Viktor's team had 8 potential growth experiments. They debated for weeks. He built a simple trigger tree: if monthly active users grew by less than 5%, they'd run experiment A. If cash runway dipped below 9 months, they'd pause hiring and run experiment B for margin improvement. In 7 days, they had a clear rule. The next month, user growth slowed to 3%—they instantly launched experiment A without a meeting. It saved them 15 hours of debate.

Do This Now (5 Steps)

  1. List your top 3-5 experiments or projects your team could tackle.
  2. For each one, ask: "What specific company signal tells us to run THIS one NOW?"
  3. Define that signal with a number. Think: revenue growth rate, cash runway months, or a key metric.
  4. Write the simple rule: "If [Signal] is [above/below] [Number], we start [Experiment]."
  5. Share this one-page trigger tree with your team this week.
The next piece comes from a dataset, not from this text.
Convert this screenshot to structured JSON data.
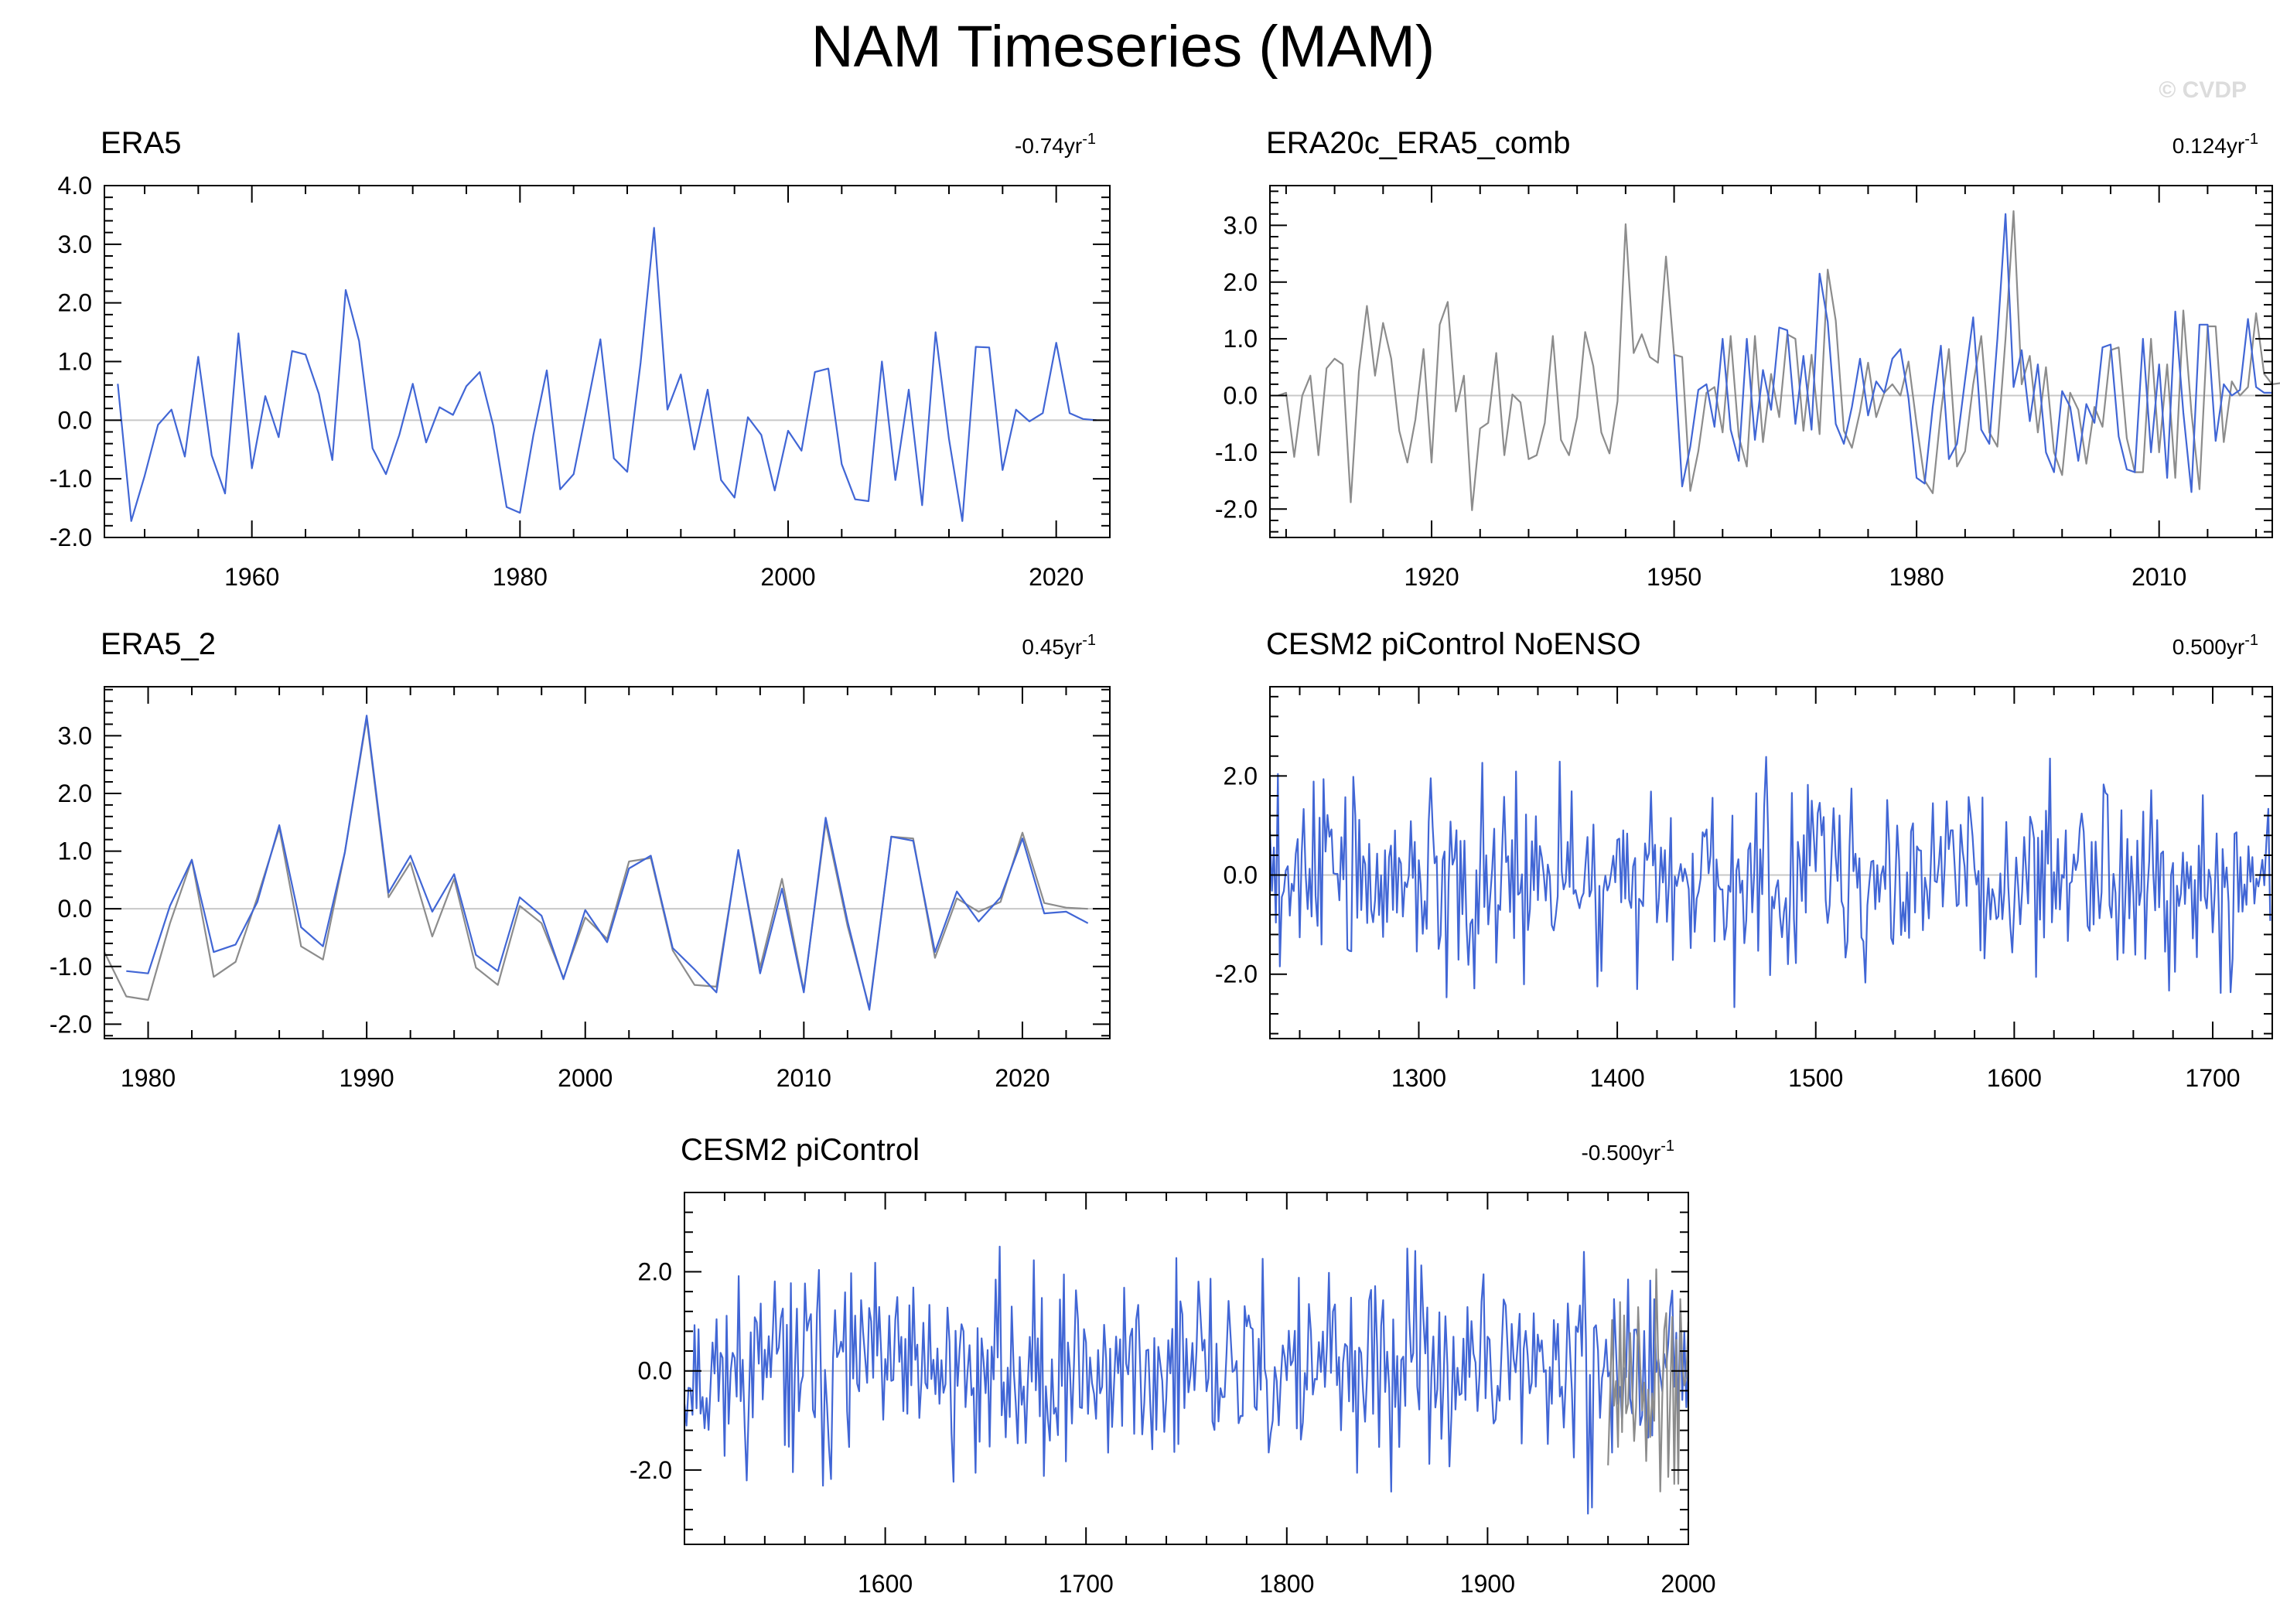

Boom, decision framework done.

Avoid These Traps

  • Don't create triggers for everything. Start with the 2-3 most critical business outcomes.
  • Avoid vague signals like "if engagement is low." Low compared to what? Use a clear percentage or count.
  • Don't let the perfect be the enemy of the good. Your first version will be 80% right, and that's 100% better than no system.
  • Skipping the "defend expected impact" step. For each trigger, know roughly what success looks like (e.g., "This should improve retention by 2%").

Your Win by Friday

By Friday, you'll have a one-page document that answers Viktor's problem: defining runway triggers and action branches. No more weekly "what should we do" debates. Your team will know the playbook, so you can all focus on execution. It’s like giving your team a compass instead of just a map.